AUSCANの疼痛およびこわばりも有意に改善

 主要アウトカムのデータは、メトトレキサート群の84%、プラセボ群の85%から得た。6ヵ月時のVASによる疼痛の平均変化量は、プラセボ群が-7.7mm(SD 25.3)であったのに対し、メトトレキサート群は-15.2mm(SD 24.0)と有意に改善し(補正後平均群間差:-9.9mm、95%信頼区間[CI]:-19.3~-0.6、p=0.037)、効果量(標準化平均群間差)は0.45(95%CI:0.03~0.87)であった。

 6ヵ月時のオーストラリア・カナダ手指変形性関節症指数(AUSCAN)の疼痛(補正後平均群間差:-47.0、95%CI:-91.5~-2.5、p=0.038)およびこわばり(-11.4、-20.8~-2.0、p=0.018)の平均値の改善はメトトレキサート群で有意に優れたが、AUSCANの機能(-52.7、-127.3~21.9、p=0.17)、手指変形性関節症機能指数(FIHOA)(-0.9、-3.4~1.7、p=0.50)、健康評価質問票(HAQ)(-0.0、-0.2~0.2、p=0.89)、ミシガン手指転帰質問票(MHQ)(5.5、-0.3~11.3、p=0.065)、握力(2.6、-0.8~6.1、p=0.13)には、両群間に有意な差を認めなかった。

 VASによる疼痛の平均変化量の両群間の差は、4週の時点では臨床的に意義のあるものではなかった。また、AUSCANの疼痛およびこわばりは、3ヵ月時にはメトトレキサート群で改善度が高かったが、臨床的な意義は認めなかった。
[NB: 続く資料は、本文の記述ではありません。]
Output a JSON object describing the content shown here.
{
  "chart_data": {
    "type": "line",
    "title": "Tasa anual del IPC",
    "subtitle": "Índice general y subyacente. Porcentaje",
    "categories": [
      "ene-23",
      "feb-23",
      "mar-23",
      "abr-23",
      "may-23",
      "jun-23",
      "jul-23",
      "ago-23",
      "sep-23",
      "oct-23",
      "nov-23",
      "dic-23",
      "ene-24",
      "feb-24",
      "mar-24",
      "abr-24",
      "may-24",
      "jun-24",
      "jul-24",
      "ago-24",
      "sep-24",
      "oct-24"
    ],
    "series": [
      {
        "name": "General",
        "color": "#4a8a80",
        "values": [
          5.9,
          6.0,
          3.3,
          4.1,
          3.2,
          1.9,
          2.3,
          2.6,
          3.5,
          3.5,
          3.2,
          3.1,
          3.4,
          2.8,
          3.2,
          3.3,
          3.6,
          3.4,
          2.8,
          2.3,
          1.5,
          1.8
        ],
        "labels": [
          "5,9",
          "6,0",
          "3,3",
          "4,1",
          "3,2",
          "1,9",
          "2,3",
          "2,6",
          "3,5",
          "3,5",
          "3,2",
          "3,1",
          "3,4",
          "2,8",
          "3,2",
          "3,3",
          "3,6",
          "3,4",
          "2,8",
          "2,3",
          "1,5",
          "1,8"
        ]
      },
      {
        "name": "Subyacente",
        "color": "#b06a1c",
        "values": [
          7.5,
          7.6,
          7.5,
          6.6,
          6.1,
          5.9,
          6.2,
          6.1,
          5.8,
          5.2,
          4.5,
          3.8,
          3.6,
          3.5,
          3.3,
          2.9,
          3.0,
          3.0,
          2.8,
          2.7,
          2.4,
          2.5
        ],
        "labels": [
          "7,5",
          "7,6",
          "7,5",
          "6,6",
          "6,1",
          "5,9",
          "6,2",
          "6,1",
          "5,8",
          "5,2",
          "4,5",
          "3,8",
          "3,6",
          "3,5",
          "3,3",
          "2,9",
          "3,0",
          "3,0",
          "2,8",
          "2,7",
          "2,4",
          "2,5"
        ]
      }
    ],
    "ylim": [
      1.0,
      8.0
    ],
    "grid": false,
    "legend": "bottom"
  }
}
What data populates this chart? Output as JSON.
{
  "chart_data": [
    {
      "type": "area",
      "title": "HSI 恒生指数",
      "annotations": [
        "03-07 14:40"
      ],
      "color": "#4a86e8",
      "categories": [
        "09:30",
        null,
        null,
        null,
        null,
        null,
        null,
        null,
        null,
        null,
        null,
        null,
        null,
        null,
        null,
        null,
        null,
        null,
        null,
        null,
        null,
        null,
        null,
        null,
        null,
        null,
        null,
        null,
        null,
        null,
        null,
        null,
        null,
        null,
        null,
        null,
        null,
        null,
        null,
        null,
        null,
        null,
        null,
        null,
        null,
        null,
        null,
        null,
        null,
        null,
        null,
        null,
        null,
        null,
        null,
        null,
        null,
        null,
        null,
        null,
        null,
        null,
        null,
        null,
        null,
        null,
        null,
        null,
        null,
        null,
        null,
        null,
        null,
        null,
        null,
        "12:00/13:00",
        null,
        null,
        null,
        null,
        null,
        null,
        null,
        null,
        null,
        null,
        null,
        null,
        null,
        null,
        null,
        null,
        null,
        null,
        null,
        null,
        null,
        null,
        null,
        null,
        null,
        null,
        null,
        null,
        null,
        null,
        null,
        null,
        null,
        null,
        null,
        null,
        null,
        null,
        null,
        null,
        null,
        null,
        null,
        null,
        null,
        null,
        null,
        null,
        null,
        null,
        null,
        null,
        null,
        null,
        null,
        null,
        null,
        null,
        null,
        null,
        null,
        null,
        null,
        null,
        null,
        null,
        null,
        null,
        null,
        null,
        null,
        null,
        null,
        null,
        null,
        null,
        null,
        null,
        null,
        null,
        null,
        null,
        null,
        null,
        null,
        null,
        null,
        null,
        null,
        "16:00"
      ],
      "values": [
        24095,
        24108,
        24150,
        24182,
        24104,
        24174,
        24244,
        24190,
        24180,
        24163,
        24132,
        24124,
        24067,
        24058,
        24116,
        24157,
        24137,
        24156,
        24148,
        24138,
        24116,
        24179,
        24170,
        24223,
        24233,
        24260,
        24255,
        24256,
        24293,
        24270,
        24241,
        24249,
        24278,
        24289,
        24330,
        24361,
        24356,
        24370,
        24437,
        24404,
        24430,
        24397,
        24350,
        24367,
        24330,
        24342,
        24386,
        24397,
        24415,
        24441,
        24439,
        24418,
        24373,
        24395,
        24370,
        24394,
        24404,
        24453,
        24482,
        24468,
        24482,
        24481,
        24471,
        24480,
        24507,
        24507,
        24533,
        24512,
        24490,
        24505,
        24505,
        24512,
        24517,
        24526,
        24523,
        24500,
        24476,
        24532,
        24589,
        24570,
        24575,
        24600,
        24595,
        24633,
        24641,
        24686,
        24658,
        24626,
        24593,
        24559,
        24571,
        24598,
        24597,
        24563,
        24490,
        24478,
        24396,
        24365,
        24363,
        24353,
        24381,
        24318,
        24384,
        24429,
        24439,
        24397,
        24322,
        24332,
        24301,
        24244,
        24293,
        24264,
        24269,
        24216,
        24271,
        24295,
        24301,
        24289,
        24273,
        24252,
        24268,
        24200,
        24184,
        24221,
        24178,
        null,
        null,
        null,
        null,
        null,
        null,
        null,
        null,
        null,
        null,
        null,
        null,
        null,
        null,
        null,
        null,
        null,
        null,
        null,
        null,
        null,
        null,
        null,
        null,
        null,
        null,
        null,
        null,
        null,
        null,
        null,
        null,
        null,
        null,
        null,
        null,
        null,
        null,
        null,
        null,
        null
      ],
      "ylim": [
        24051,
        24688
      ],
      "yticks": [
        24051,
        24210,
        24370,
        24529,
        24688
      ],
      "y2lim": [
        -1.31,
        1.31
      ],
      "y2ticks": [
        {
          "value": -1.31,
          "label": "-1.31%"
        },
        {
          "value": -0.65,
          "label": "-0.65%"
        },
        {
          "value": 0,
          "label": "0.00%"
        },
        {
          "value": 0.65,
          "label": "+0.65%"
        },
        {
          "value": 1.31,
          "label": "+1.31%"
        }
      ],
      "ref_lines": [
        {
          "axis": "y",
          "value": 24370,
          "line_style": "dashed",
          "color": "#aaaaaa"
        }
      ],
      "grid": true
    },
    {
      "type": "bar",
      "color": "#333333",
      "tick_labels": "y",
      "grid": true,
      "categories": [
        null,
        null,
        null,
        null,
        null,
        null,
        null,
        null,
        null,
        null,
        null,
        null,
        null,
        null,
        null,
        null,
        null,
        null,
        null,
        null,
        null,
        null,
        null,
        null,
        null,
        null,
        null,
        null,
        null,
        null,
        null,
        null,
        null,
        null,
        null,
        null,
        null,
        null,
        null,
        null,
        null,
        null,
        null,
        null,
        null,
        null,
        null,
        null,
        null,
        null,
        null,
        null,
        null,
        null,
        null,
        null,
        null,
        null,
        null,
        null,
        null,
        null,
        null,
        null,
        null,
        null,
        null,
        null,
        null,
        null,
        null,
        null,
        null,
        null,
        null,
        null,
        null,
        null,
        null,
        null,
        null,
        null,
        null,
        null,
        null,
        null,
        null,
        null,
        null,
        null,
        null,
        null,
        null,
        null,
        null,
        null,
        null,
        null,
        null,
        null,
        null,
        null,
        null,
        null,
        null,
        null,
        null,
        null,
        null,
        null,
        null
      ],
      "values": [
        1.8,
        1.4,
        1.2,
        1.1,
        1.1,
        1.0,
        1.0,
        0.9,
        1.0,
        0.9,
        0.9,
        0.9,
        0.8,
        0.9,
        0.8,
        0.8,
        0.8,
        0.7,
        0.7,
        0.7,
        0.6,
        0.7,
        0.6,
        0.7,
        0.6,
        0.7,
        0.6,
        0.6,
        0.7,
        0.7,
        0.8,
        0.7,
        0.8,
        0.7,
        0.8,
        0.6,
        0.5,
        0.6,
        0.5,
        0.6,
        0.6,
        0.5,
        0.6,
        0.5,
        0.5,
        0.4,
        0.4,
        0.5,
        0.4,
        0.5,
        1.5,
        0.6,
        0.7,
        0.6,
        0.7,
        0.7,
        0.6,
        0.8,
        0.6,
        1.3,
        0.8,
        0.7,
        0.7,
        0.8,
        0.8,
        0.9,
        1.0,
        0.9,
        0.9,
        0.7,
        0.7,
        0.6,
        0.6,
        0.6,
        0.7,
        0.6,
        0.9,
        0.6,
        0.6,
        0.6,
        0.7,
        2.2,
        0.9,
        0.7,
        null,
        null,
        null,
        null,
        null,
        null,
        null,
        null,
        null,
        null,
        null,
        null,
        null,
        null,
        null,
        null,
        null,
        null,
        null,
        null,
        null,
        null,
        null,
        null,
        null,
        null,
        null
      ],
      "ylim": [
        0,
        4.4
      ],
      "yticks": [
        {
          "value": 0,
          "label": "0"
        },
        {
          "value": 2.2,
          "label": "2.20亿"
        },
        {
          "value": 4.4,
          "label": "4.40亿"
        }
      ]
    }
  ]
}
 有害事象は、メトトレキサート群の31例(62%)、プラセボ群の28例(60%)で発現した。重篤な有害事象はそれぞれ3例(6%)および1例(2%)で認められ、治療関連と判定されたものはなかったが投与の一時的な中断を招き、メトトレキサート群の1例(上腕骨骨折で手術)は試験から脱落した。試験薬関連の可能性があると判定された有害事象は、メトトレキサート群で39件、プラセボ群で49件発生し、それぞれ5例および4例が投与中止に至った。

 著者は、「メトトレキサート20mgの週1回投与の効果が、6ヵ月以降も持続するか否か、また手指変形性関節症と滑膜炎を有する患者の構造的アウトカムを長期にわたって改善するか否かを確認するために、さらなる試験を行う必要がある」としている。